In many other areas of our daily lives, we rely heavily on the Cloud. Whether its online banking or our social media presence, the Cloud is changing the way we experience the world, bringing a new level of convenience to our ever busier lives. Why should the way we work when designing and building electronics be any different? There are legitimate barriers for some, but for most, the critical obstacle is merely taking a mental leap. In reality, it is more of a step than a leap (and a small one at that!). It may seem daunting or uncomfortable, but once you’re there, it really is a great place to be, and you’ll never go back.
Warner: Altium Concord Pro is the first application available on the Altium 365 platform. Can you share what other types of applications will be hosted on this platform?
Gawne: Without giving too much away, you can expect to see applications that bring new dimensions of capabilities to the platform. Manufacturing is one area we are hard at work on, making it easier for people to design considering specific manufacturer or technology capabilities, and to rapid-prototype hardware in a way that the electronics industry has not seen before. So expect to see manufacturing-related applications appear in time to come.
We will continue to build Altium 365 with the philosophy of making things easy and accessible. While it is early days, you can expect to see capabilities that will make it easy for third-party integrations to come to the platform, and these are naturally likely to manifest themselves as applications.
Warner: What web cloud-hosting service is Altium using for Altium 365, and what kind of security measures does that service offer?

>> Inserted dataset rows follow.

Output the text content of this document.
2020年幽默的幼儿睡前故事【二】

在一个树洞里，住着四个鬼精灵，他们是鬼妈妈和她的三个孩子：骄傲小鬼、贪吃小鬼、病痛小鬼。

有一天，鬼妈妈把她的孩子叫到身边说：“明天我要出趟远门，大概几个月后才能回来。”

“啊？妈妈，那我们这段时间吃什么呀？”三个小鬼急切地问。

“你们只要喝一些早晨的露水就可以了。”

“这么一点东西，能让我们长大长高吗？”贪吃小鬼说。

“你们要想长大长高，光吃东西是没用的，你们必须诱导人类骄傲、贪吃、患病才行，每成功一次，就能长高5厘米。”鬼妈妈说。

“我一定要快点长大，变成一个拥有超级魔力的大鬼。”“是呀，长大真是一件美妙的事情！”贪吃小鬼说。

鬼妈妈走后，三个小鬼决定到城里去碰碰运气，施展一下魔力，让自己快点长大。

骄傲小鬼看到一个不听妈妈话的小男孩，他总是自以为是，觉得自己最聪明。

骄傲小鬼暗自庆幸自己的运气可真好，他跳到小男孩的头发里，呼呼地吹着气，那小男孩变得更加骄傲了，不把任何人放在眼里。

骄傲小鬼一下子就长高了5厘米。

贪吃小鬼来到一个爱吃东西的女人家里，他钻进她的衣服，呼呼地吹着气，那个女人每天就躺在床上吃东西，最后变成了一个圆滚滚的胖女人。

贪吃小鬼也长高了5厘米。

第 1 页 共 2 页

Gawne: Altium 365 is built on top of AWS, one of the world’s largest cloud infrastructures provided by Amazon. It uses redundant compute resources with multi-availability zone storage services spread across four independent regions, which means that we can provide excellent availability, reliability, scalability, performance, and of course, security. By leveraging a lot of off the shelf AWS building blocks and technologies, we can focus on our application services, which is essential to ensuring the highest levels of security, without reinventing the wheel in other areas. We engage with external accredited third-party companies to help validate this through periodic penetration testing of our infrastructure and services.

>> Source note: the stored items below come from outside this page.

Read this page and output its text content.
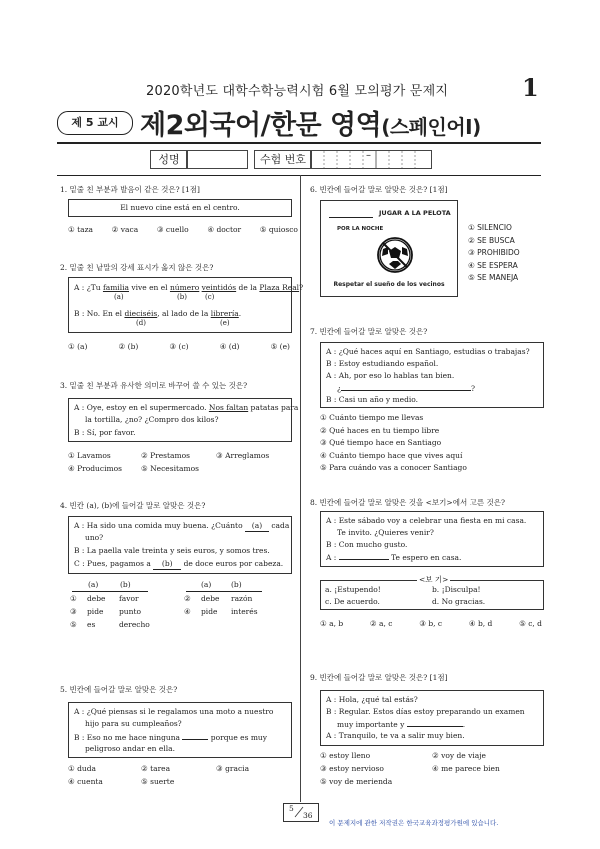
2020학년도 대학수학능력시험 6월 모의평가 문제지	1
제 5 교시 제2외국어/한문 영역(스페인어Ⅰ)
성명	수험 번호	–
1. 밑줄 친 부분과 발음이 같은 것은? [1점]
El nuevo cine está en el centro.
① taza ② vaca ③ cuello ④ doctor ⑤ quiosco
2. 밑줄 친 낱말의 강세 표시가 옳지 않은 것은?
A : ¿Tu familia vive en el número veintidós de la Plaza Real?
(a)	(b)	(c)
B : No. En el dieciséis, al lado de la librería.
(d)	(e)
① (a)	② (b)	③ (c)	④ (d)	⑤ (e)
3. 밑줄 친 부분과 유사한 의미로 바꾸어 쓸 수 있는 것은?
A : Oye, estoy en el supermercado. Nos faltan patatas para
la tortilla, ¿no? ¿Compro dos kilos?
B : Sí, por favor.
① Lavamos	② Prestamos	③ Arreglamos
④ Producimos	⑤ Necesitamos
4. 빈칸 (a), (b)에 들어갈 말로 알맞은 것은?
A : Ha sido una comida muy buena. ¿Cuánto (a) cada
uno?
B : La paella vale treinta y seis euros, y somos tres.
C : Pues, pagamos a (b) de doce euros por cabeza.
(a)	(b)	(a)	(b)
① debe favor	② debe razón
③ pide punto	④ pide interés
⑤ es	derecho
5. 빈칸에 들어갈 말로 알맞은 것은?
A : ¿Qué piensas si le regalamos una moto a nuestro
hijo para su cumpleaños?
B : Eso no me hace ninguna	porque es muy
peligroso andar en ella.
① duda	② tarea	③ gracia
④ cuenta	⑤ suerte
6. 빈칸에 들어갈 말로 알맞은 것은? [1점]
JUGAR A LA PELOTA
POR LA NOCHE
Respetar el sueño de los vecinos
① SILENCIO
② SE BUSCA
③ PROHIBIDO
④ SE ESPERA
⑤ SE MANEJA
7. 빈칸에 들어갈 말로 알맞은 것은?
A : ¿Qué haces aquí en Santiago, estudias o trabajas?
B : Estoy estudiando español.
A : Ah, por eso lo hablas tan bien.
¿	?
B : Casi un año y medio.
① Cuánto tiempo me llevas
② Qué haces en tu tiempo libre
③ Qué tiempo hace en Santiago
④ Cuánto tiempo hace que vives aquí
⑤ Para cuándo vas a conocer Santiago
8. 빈칸에 들어갈 말로 알맞은 것을 <보기>에서 고른 것은?
A : Este sábado voy a celebrar una fiesta en mi casa.
Te invito. ¿Quieres venir?
B : Con mucho gusto.
A :	Te espero en casa.
<보 기>
a. ¡Estupendo!	b. ¡Disculpa!
c. De acuerdo.	d. No gracias.
① a, b	② a, c	③ b, c	④ b, d	⑤ c, d
9. 빈칸에 들어갈 말로 알맞은 것은? [1점]
A : Hola, ¿qué tal estás?
B : Regular. Estos días estoy preparando un examen
muy importante y	.
A : Tranquilo, te va a salir muy bien.
① estoy lleno	② voy de viaje
③ estoy nervioso	④ me parece bien
⑤ voy de merienda
5
36
이 문제지에 관한 저작권은 한국교육과정평가원에 있습니다.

Warner: Last question. Looking 2-5 years down the road, what do you think Altium 365 will look like, and what benefits will it offer design engineers as well as the industry at large?
Gawne: I truly believe that Altium 365 can be the catalyst for change in an industry that, while giving rise to some of the fastest-paced change in the world, has been somewhat slow to embrace the future and evolve in itself. There are many reasons for this, but I do feel there is a groundswell in support of change that will deliver entirely new experiences for everyone involved in electronics design and in turn, the world at large.
People may think that the electronics industry is already very large, and they wouldn’t be wrong, but it is all relative — how much bigger can it be? My personal opinion is that we haven’t seen anything yet. We are probably still closer to the IBM mainframe era than we are the personal computer age in the context of IoT, and to deliver that future, we are going to have to make some significant changes in the way we work and think. Altium 365 is just the beginning.